Pan mówi o początku drogi. Ja na koniec drogi chciałbym spojrzeć, panie pośle, bo...
To w pierwszym kroku, tak? Następne będą wybory europejskie, a potem nasze zwycięstwo w wyborach parlamentarnych.
To zobaczymy. Na razie...
Będziemy dyskutować w poniedziałek po wyborach parlamentarnych, panie redaktorze.
Na razie Hanna Gronkiewicz-Waltz gratuluje dziś Rafałowi Trzaskowskiemu i pisze tak: "Ja swój bieg ukończyłam i oddaję Warszawę w dobre ręce." Tymczasem zastanawiam się, czy Hanna Gronkiewicz-Waltz przejdzie teraz na polityczną emeryturę?
To myślę, że w dużym stopniu zależy od niej samej. Nie znam planów pani prezydent.
Bardziej pytam o to, czy wy będziecie chcieli skorzystać z jej doświadczenia?
Myślę, że warto byłoby z jej doświadczenia skorzystać. Proszę pamiętać, że to są decyzje zarówno Platformy warszawskiej - polityków, którzy zarządzają PO w regionie Mazowsze - jak i samej pani prezydent Hanny Gronkiewicz-Waltz.
Tak, rozmawiamy o byłej wiceprzewodniczącej PO. Ważnej postaci, ważnej twarzy waszej partii. Więc pytam - gdyby chciała na przykład za rok wystartować w wyborach parlamentarnych - znajdzie się dla niej miejsce na listach wyborczych Platformy?

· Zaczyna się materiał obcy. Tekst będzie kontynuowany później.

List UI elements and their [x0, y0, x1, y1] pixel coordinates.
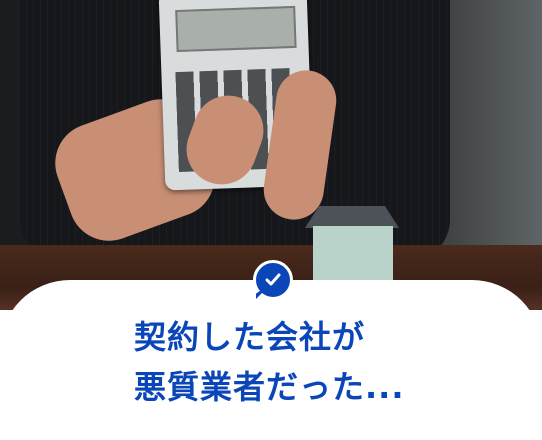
- headline-line-2: 悪質業者だった...: [134, 368, 405, 406]
- headline-line-1: 契約した会社が: [134, 318, 366, 356]
- headline: 契約した会社が 悪質業者だった...: [134, 312, 404, 412]
- house-model: [305, 206, 399, 282]
- check-chat-bubble-icon: [253, 260, 293, 300]
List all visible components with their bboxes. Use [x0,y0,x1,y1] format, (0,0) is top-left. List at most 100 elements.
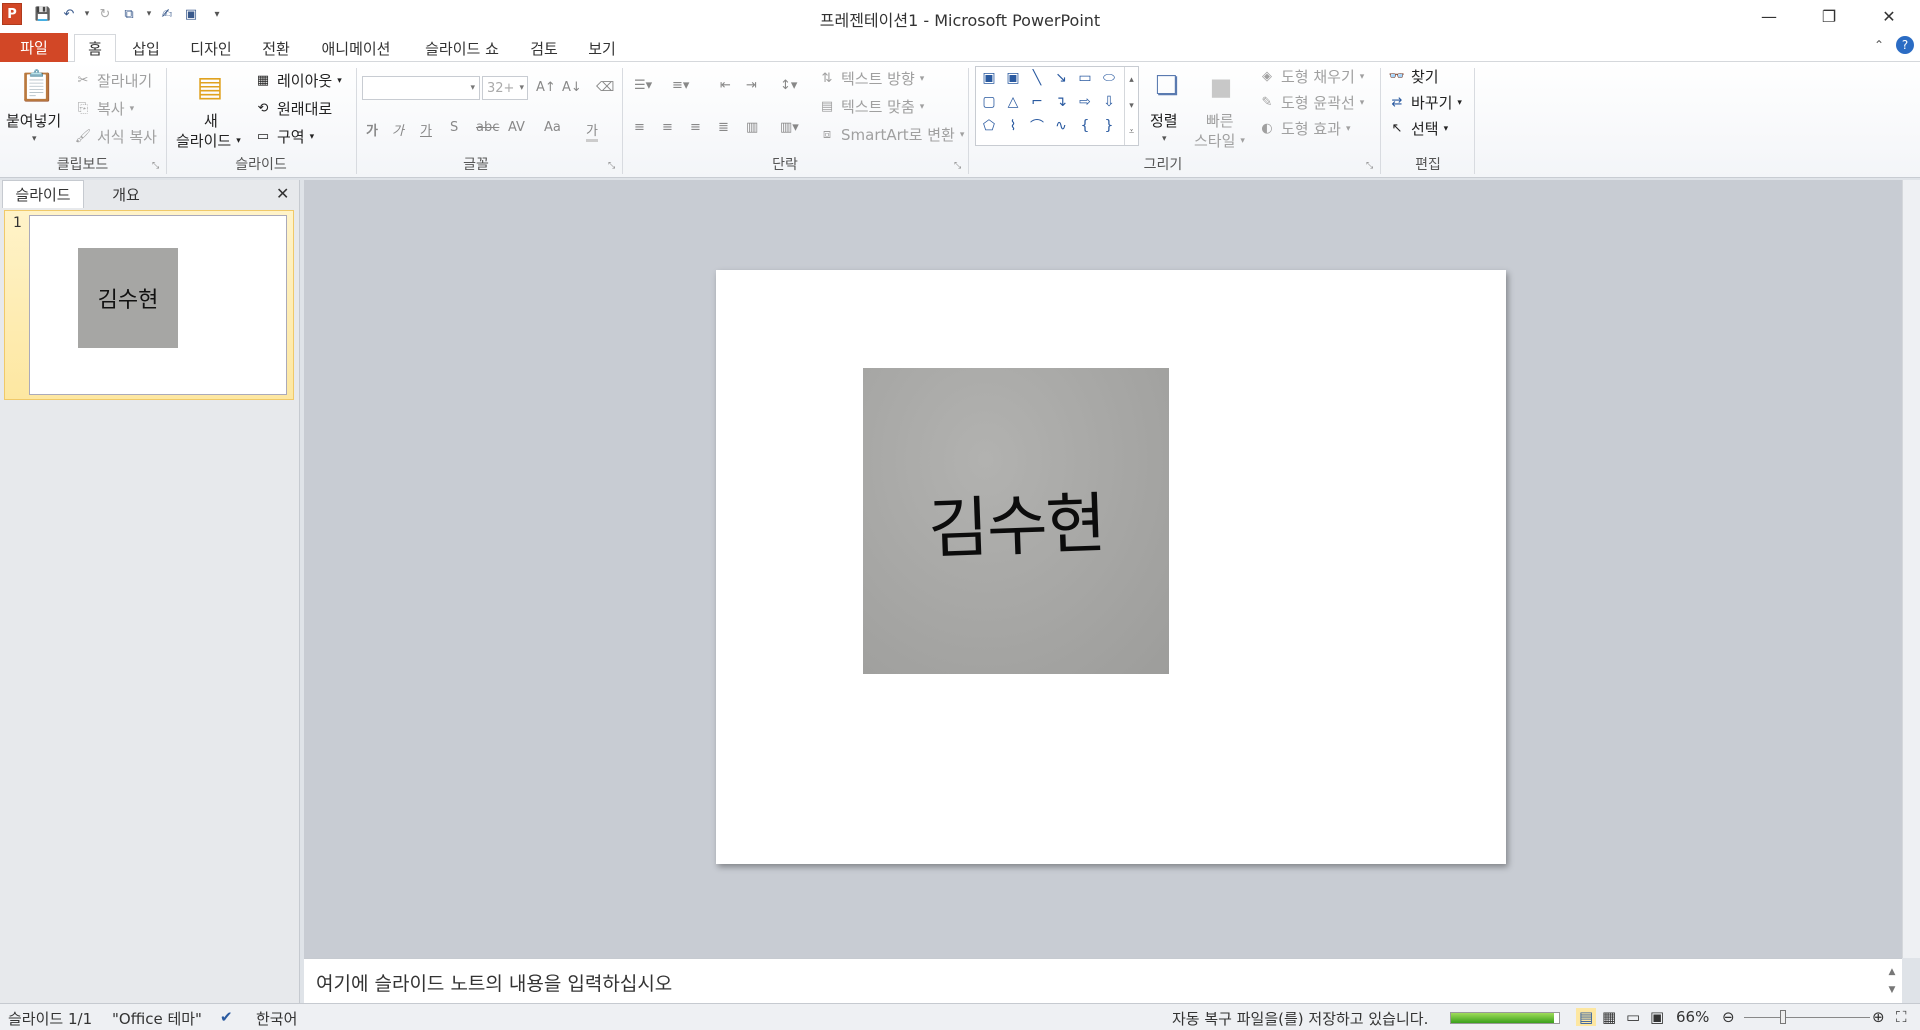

Ja nie widziałbym żadnych przeciwwskazań. Powiem to od razu. Hanna Gronkiewicz-Waltz zmieniła Warszawę w naprawdę europejską metropolię, w piękne miasto. Myślę, że tych zasług nikt nie może przekreślić. Podejrzewam, że gdyby Hanna Gronkiewicz-Waltz dzisiaj startowała do Sejmu czy do Senatu, dostałaby równie wysokie poparcie, jak Hanna Zdanowska.
Jeszcze jest po drodze europarlament. Może tam powinna się odnaleźć?
To pan redaktor kreśli tu ciekawe karty.
Nie, ja tylko pytam.
Nie ja będę o tym decydował.
Zastanawiam się - jeśli rzeczywiście, jak pan mówi, powinna czy mogłaby - to za chwilę ktoś powie, że schowaliście ją tylko na czas kampanii wyborczej w Warszawie, a za chwilę zobaczymy ją znowu aktywną w polityce, w PO.
Proszę pamiętać, że PiS niezwykle aktywnie w sprawach politycznych potrafi używać zarówno służb specjalnych, jak i prokuratury. Hanna Gronkiewicz-Waltz jest cały czas na celowniku polityków PiS. Jestem przekonany, że ona się obroni, natomiast być może czeka ją jeszcze ciężka batalia w najbliższych miesiącach.
Czyli być może jednak w wyborach nie wystartuje - w związku z tym?
To zależy przede wszystkim od jej decyzji. Nie od naszej.